REPUBLIKA.CO.ID, JAKARTA -- Institute for Development of Economics and Finance (INDEF) menilai rencana penerapan bensin campuran etanol 10 persen (E10) pada 2027 harus diawali dengan penguatan produksi bahan baku di dalam negeri. INDEF menilai peningkatan kapasitas produksi menjadi syarat utama agar kebijakan tersebut tidak membebani industri maupun fiskal negara.
Head of Center for Food, Energy & Sustainable Development (FESD) INDEF, Abra Talattov, menerangkan bahwa saat ini produksi dalam negeri baru mampu memenuhi di bawah 10 persen dari kebutuhan untuk campuran E5. Padahal, program E5 saja membutuhkan sekitar 350 ribu kiloliter (KL) etanol per tahun.
Tidak ada kode iklan yang tersedia.“Kalau kita mau menggenjot sampai E10, ini butuh upaya keras untuk meningkatkan bahan baku etanol di dalam negeri,” ujar Abra di Jakarta, Senin (27/10/2025).
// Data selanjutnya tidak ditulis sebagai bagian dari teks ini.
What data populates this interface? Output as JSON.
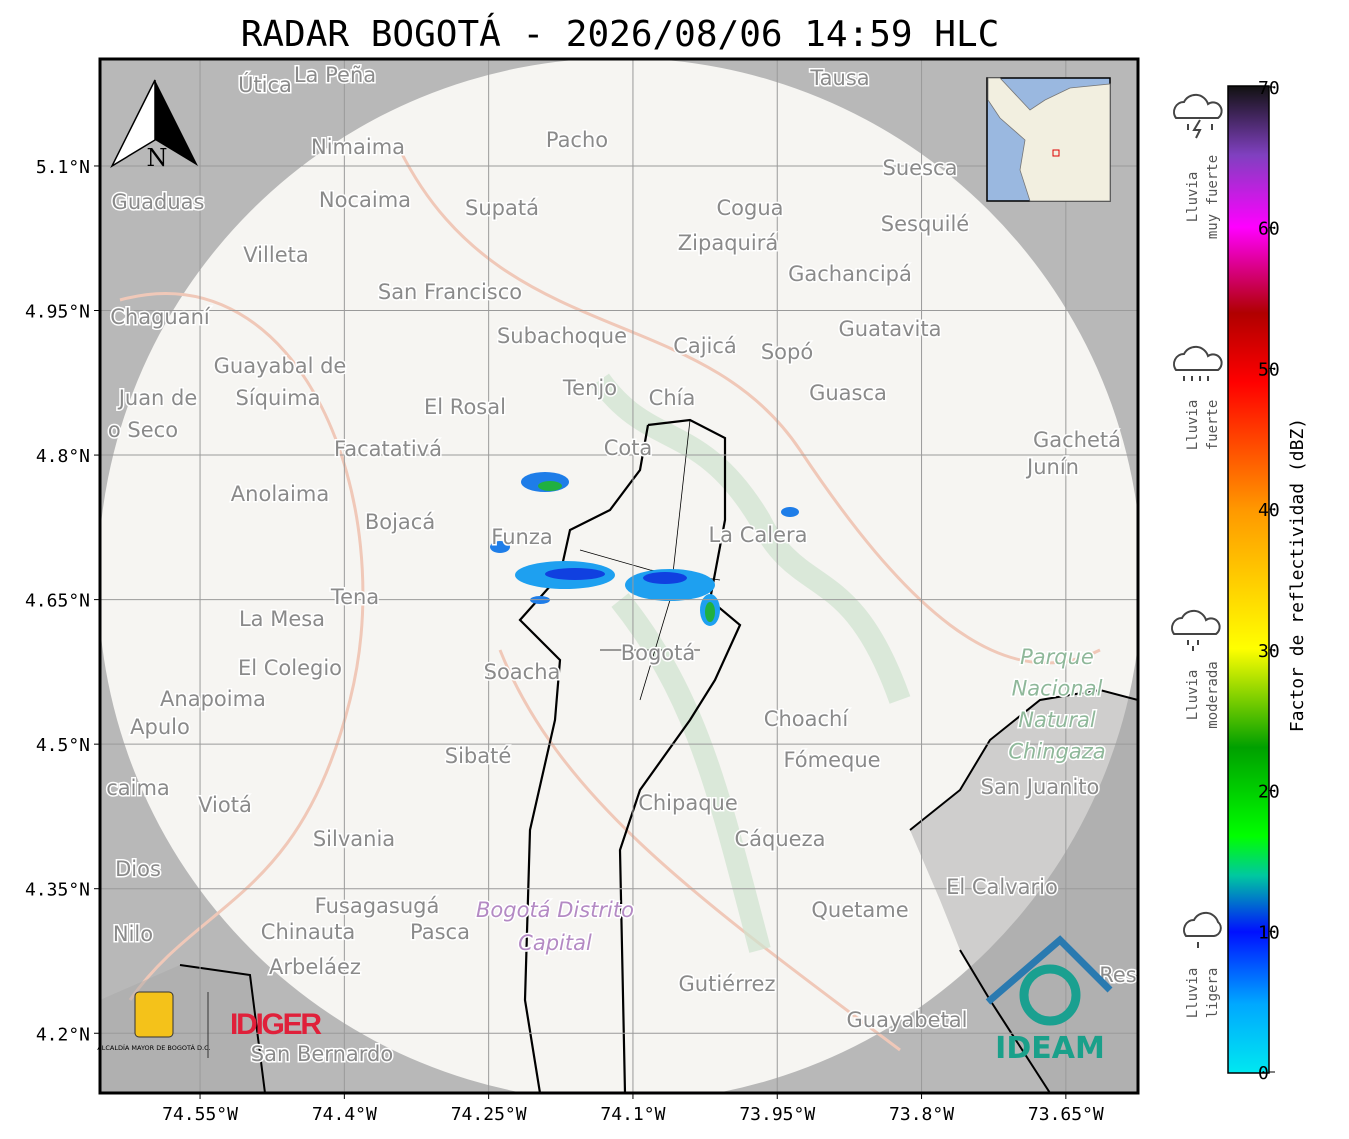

Ia menyebut pengembangan industri bioetanol juga menjadi momentum untuk memperkuat sektor perkebunan tebu nasional. Ke depan, petani tidak hanya menjual hasil utama berupa gula, tetapi juga produk sampingan seperti molase yang dapat diolah menjadi etanol. Dengan cara ini, nilai tambah tebu meningkat tanpa mengganggu kebutuhan pangan nasional.
Abra menjelaskan, potensi peningkatan produktivitas tebu masih terbuka lebar. Saat ini, produktivitas tebu Indonesia rata-rata baru mencapai 70 ton per hektare, sementara potensi maksimalnya dapat mendekati 100 ton per hektare. Ia meminta pemerintah fokus terlebih dahulu memperkuat sisi hulu, mulai dari ekosistem pertanian, sarana produksi, hingga efisiensi pasokan bahan baku.
Ia menekankan pentingnya langkah bertahap untuk menjaga kesinambungan. Abra mencontohkan, pengembangan biosolar tidak langsung melompat ke B40, tetapi dimulai dari B5, B10, hingga B40, menyesuaikan dengan kesiapan bahan baku di dalam negeri.
“Jadi bukan soal apakah harus langsung E10, tetapi dilihat dulu dari kesiapan nasional. Pemerintah perlu realistis dan belajar dari pengalaman program biosolar,” kata Abra.
Tantangan lain muncul dari sisi keekonomian. Harga bioetanol saat ini mencapai sekitar Rp 16.000 per liter, lebih tinggi dibandingkan harga BBM nonsubsidi. Peneliti INDEF tersebut menilai, pemerintah perlu menakar kapasitas fiskal nasional sebelum mengimplementasikan E10.